Looking back on her time in Austin, health educator Short believes the town is beginning to rebound. She’s amazed by the lengths the community has gone to to help their neighbors. Clothing giveaways and coat drives help people who have no heat in the winter. Churches provide hot meals to those who may not have eaten for days. Recovery groups offer support for those who have no one to turn to.

“There are some hugely compassionate individuals down there,” she says. “Driving people to Indianapolis and trying to get them services? Incredible. I don’t think that that would happen in every community, that people would care that much.”

It’s the mindset, Short believes, that holds the most power for change: These are my neighbors, and I’m going to help them, and it doesn’t matter if I’m getting paid or not. It doesn’t matter if I’m getting tired. I’m going to do it. "It’s amazing,” she says.

In the past 12 months, only five new cases of HIV have surfaced in Austin. More than half of the town’s known IV-drug users are enrolled in the clinic’s needle exchange. 90 and close to 50 percent of the positive cases in Austin are now virally suppressed.

For Brittany, those numbers add up to hope. “When we think of HIV, we think it’s a death sentence, but it’s not anymore,” Brittany says.

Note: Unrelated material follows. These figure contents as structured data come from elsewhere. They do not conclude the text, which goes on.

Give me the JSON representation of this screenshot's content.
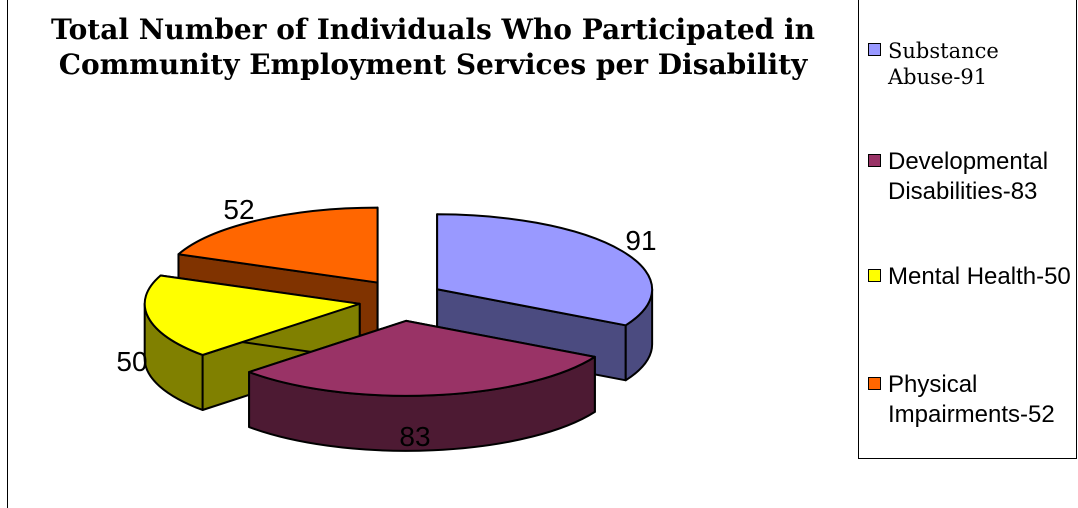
{
  "chart_data": {
    "type": "pie",
    "title_line1": "Total Number of Individuals Who Participated in",
    "title_line2": "Community Employment Services per Disability",
    "slices": [
      {
        "name": "Substance Abuse",
        "value": 91,
        "legend_label": "Substance Abuse-91",
        "data_label": "91",
        "color": "#9999ff",
        "side_color": "#4b4b80"
      },
      {
        "name": "Developmental Disabilities",
        "value": 83,
        "legend_label": "Developmental Disabilities-83",
        "data_label": "83",
        "color": "#993366",
        "side_color": "#4d1a33"
      },
      {
        "name": "Mental Health",
        "value": 50,
        "legend_label": "Mental Health-50",
        "data_label": "50",
        "color": "#ffff00",
        "side_color": "#808000"
      },
      {
        "name": "Physical Impairments",
        "value": 52,
        "legend_label": "Physical Impairments-52",
        "data_label": "52",
        "color": "#ff6600",
        "side_color": "#803300"
      }
    ],
    "legend_position": "right",
    "exploded": true,
    "three_d": true
  }
}
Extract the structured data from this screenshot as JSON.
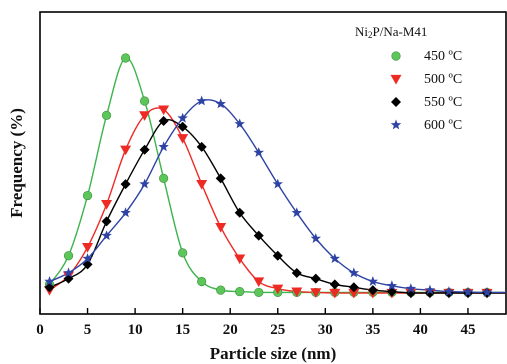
{
  "chart_data": {
    "type": "line",
    "title": "",
    "annotation": "Ni2P/Na-M41",
    "xlabel": "Particle size (nm)",
    "ylabel": "Frequency (%)",
    "xlim": [
      0,
      49
    ],
    "ylim": [
      0,
      100
    ],
    "xticks": [
      0,
      5,
      10,
      15,
      20,
      25,
      30,
      35,
      40,
      45
    ],
    "y_tick_labels": false,
    "grid": false,
    "legend_position": "top-right",
    "series": [
      {
        "name": "450 ºC",
        "color": "#5cc65a",
        "line_color": "#3cb44b",
        "marker": "circle",
        "x": [
          1,
          3,
          5,
          7,
          9,
          11,
          13,
          15,
          17,
          19,
          21,
          23,
          25,
          27,
          29,
          31,
          33,
          35,
          37,
          39,
          41,
          43,
          45,
          47,
          49
        ],
        "y": [
          3,
          13,
          34,
          62,
          82,
          67,
          40,
          14,
          4,
          1,
          0.5,
          0.2,
          0.2,
          0.2,
          0.2,
          0.2,
          0.2,
          0.2,
          0.2,
          0.2,
          0.2,
          0.2,
          0.2,
          0.2,
          0.2
        ]
      },
      {
        "name": "500 ºC",
        "color": "#ee2a24",
        "line_color": "#ee2a24",
        "marker": "triangle-down",
        "x": [
          1,
          3,
          5,
          7,
          9,
          11,
          13,
          15,
          17,
          19,
          21,
          23,
          25,
          27,
          29,
          31,
          33,
          35,
          37,
          39,
          41,
          43,
          45,
          47,
          49
        ],
        "y": [
          1,
          6,
          16,
          31,
          50,
          62,
          64,
          54,
          38,
          23,
          12,
          4,
          1.5,
          0.5,
          0.2,
          0,
          0,
          0,
          0,
          0,
          0,
          0,
          0,
          0,
          0
        ]
      },
      {
        "name": "550 ºC",
        "color": "#000000",
        "line_color": "#000000",
        "marker": "diamond",
        "x": [
          1,
          3,
          5,
          7,
          9,
          11,
          13,
          15,
          17,
          19,
          21,
          23,
          25,
          27,
          29,
          31,
          33,
          35,
          37,
          39,
          41,
          43,
          45,
          47,
          49
        ],
        "y": [
          2,
          5,
          10,
          25,
          38,
          50,
          60,
          58,
          51,
          40,
          28,
          20,
          13,
          7,
          5,
          3,
          2,
          1,
          0.5,
          0,
          0,
          0,
          0,
          0,
          0
        ]
      },
      {
        "name": "600 ºC",
        "color": "#2e43a4",
        "line_color": "#2e43a4",
        "marker": "star",
        "x": [
          1,
          3,
          5,
          7,
          9,
          11,
          13,
          15,
          17,
          19,
          21,
          23,
          25,
          27,
          29,
          31,
          33,
          35,
          37,
          39,
          41,
          43,
          45,
          47,
          49
        ],
        "y": [
          4,
          7,
          12,
          20,
          28,
          38,
          51,
          61,
          67,
          66,
          59,
          49,
          38,
          28,
          19,
          12,
          7,
          4,
          2.5,
          1.5,
          1,
          0.5,
          0.3,
          0.2,
          0.2
        ]
      }
    ]
  }
}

Recently, Indiana reinstated the city’s public health emergency status, meaning Scott County will keep its needle exchange running for another year. Brittany says additional resources, like a homeless shelter and a community kitchen, are the next steps.

“It seems like we’re constantly trudging up that hill, but when you see one case where you really help someone...” she trails off.

“The ones we’re helping, we don’t get to see them very often, but I know they’re out there.”